当初神を拝みに行きでもするみたいな覚悟でいたのだけれど、いやいやブライアンは唄を作って唄う人。それはそれは楽しい時を過ごさせていただきました。2000年再来日との噂もありますが、この至福の時再びとなるのであればこの新しい年もがんばり甲斐があるってもんだ。

このアルバムは公演前、演奏予想曲(実質全部当たりだから予定曲)をCD2枚にぶち込んだもの。遁レコのCDナンバー振ってありますが要するに手作り。MDだとアンコールの「Love And Mercy」の途中で切れちゃうんだよなぁ。
出掛ける時はいつもこいつを繰り返し繰り返し聴いて、来るべき運命の日に備えたのでありました。

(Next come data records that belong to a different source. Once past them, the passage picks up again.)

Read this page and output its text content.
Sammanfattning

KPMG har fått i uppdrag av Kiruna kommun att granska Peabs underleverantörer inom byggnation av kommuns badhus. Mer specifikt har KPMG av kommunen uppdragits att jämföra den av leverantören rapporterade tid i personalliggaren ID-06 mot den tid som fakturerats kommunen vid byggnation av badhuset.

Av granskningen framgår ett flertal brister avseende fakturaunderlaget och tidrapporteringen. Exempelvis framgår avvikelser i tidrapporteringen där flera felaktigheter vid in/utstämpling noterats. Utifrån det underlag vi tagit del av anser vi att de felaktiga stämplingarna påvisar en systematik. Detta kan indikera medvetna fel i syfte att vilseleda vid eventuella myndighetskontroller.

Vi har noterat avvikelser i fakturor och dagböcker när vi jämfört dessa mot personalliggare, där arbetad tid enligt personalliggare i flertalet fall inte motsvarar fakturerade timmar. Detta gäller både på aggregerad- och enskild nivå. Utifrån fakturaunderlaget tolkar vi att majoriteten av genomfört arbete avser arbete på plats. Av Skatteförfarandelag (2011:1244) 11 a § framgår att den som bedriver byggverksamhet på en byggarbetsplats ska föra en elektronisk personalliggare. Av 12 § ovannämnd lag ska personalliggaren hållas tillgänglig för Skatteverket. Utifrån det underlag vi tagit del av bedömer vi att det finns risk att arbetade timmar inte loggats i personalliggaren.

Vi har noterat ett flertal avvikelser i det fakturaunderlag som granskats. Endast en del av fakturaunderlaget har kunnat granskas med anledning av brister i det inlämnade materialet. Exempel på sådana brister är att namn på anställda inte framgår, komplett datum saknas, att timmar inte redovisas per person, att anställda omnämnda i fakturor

当日の隠し撮りCD「Live In Japan 14th July,1999」(TORCD-999)もあるでよ。


○総括
というわけでこんな99年でござんした。
相変わらずあんまりリスナーとしては胸張れるもんじゃございません。

99年は表だったバンド活動が停滞気味で自ずと当サイトの更新も滞りがちだったのが何ともかんともお恥ずかしい限り。地道にしこしことやってはおったのですがねぇ。気ままに音楽に向き合ってたって云えば聞こえが良いかもしれんが、少し他人と音楽を作るって所から距離を置いてみたわけです。才能もないくせに偉そうなこと云ってますが。

そんなわけで取り憑かれるようにのめり込んだブート集めは良い気分転換となった気がします。国内外問わずたくさんの人と知り合いになれたし。BBやBeatlesのことなら一通りわかっていると自惚れていたけどまだまだひよっこだってこともよーくわかった。
こっちの勉強も続けて行かなくてはいけません。

夏頃からリハビリがてらバンド活動を再開し、最近やっと先が見えてきたって感じてす。よしもういっぺんやったろうじゃねぇか。2000年は攻めの一手なり!